Conservation Update 2019 May | Buck Gully
At our April 18 general meeting, President Brad Jenkins related news that an illegal trail had been cut down a steep, coastal sage covered slope in Buck Gully Reserve, a 254-acre nature park in the City of Newport Beach. The 700-foot-long trail, apparently cut on or about March 29-30, was discovered by a park patrol on March 31. Board Member Matt Garrambone, who as Project Manager and Ecologist for the Irvine Ranch Conservancy (IRC) has oversight on IRC’s management and restoration work in Buck Gully, informed us that the evident perpetrator has been identified and made to understand just how seriously the City, county, state and federal resource agencies take the doing of such illegal work in a publicly owned nature reserve.
On April 23 the OC Register published an article on the issue: Illegal Trail Cut Through Nature Reserve. (pp.

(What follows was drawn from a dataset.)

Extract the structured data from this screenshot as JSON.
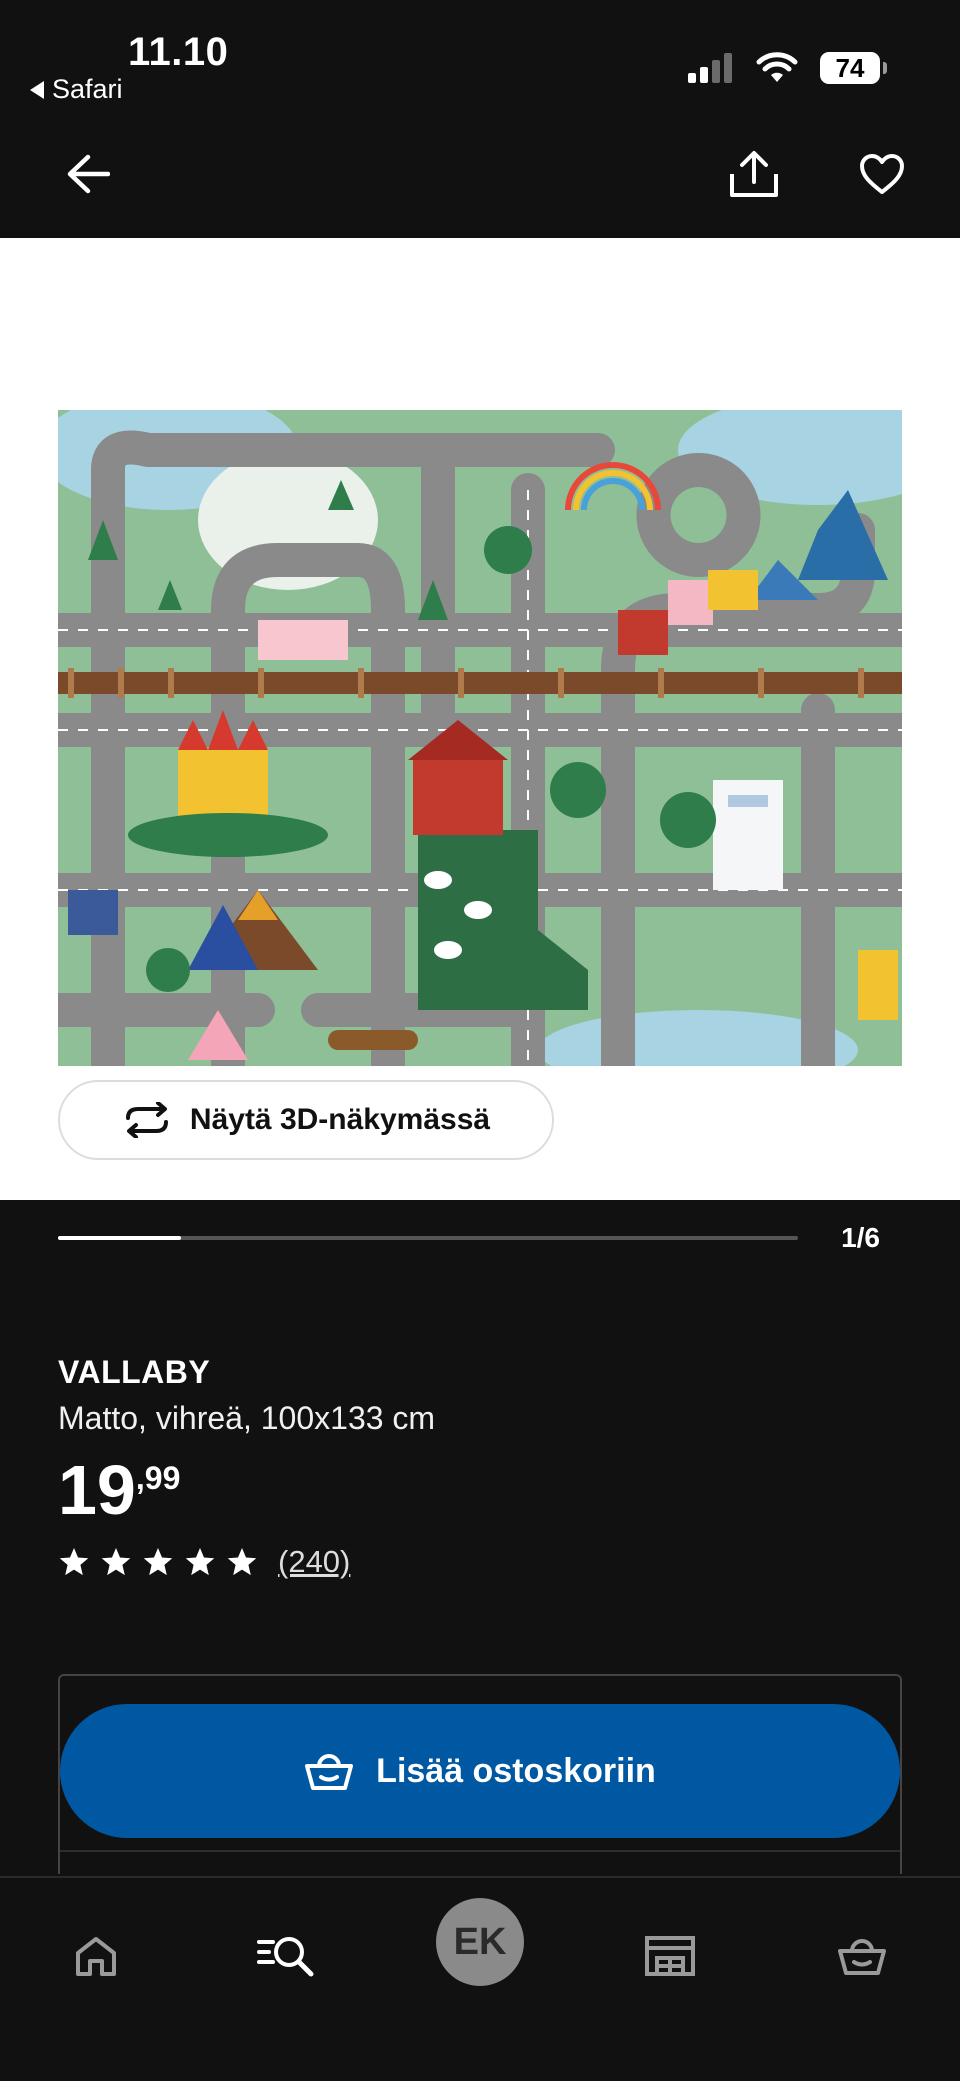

A3-4) The article outlines how and why the Buck Gully Reserve was formed, that it has two extensive legal trails that are popular with hikers and nature-watchers, and what actions and next steps may be taken to repair the damage. City officials estimate that it could take years for restoration to be complete. The article goes on to relate that the illegal-trail problem is not unique to Buck Gully. Most other South County communities have had trouble with illegal trail-cutting in their natural open spaces. Conversations with natural land managers and OC Parks staff reveal that illegal trails are a continuous problem in all OC’s natural lands.
OC’s Natural Communities Conservation Plan (NCCP; https://www.wildlife.ca.gov/conservation/planning/nccp, https://www.wildlife.ca.gov/Conservation/Planning/NCCP/Plans/Orange-Coastal) and various Habitat Conservation Plans (HCPs; https://www.fws.gov/endangered/esa-library/pdf/hcp.pdf, https://www.fws.gov/carlsbad/HCPs/SoOrangeCoSubRegionHCP.html) underpin the management and restoration of OC’s nature-reserve lands. The NCCP and HCPs are clear that the main purpose of those lands is to be and to remain as natural open space and habitat for native plants and animals. Human access is restricted to designated trails, to keep the reserve lands from being loved to death by hikers, bikers, and nature enthusiasts.
SO, the questions remain:
- How to get those who cut illegal trails to know that the above land-management regulations exist?
- And to understand that the regulations apply to ALL, including them?
- And that they may face significant financial and legal consequences for ignoring the regulations?
- And that the environmental cost of their trail-cutting may be significantly more than whatever fines and reparations they may pay, and that full restoration may take decades.
The entrances to Buck Gully, as for all OC’s reserve lands, are generally well-supplied with informational/educational signage about why they are reserved and what activities may take place therein. Knowledgeable reserve staff patrols the lands regularly. Trained docents repeat the informational and educational message as they lead regular group hikes along the designated trails. What else can be done to get the message across?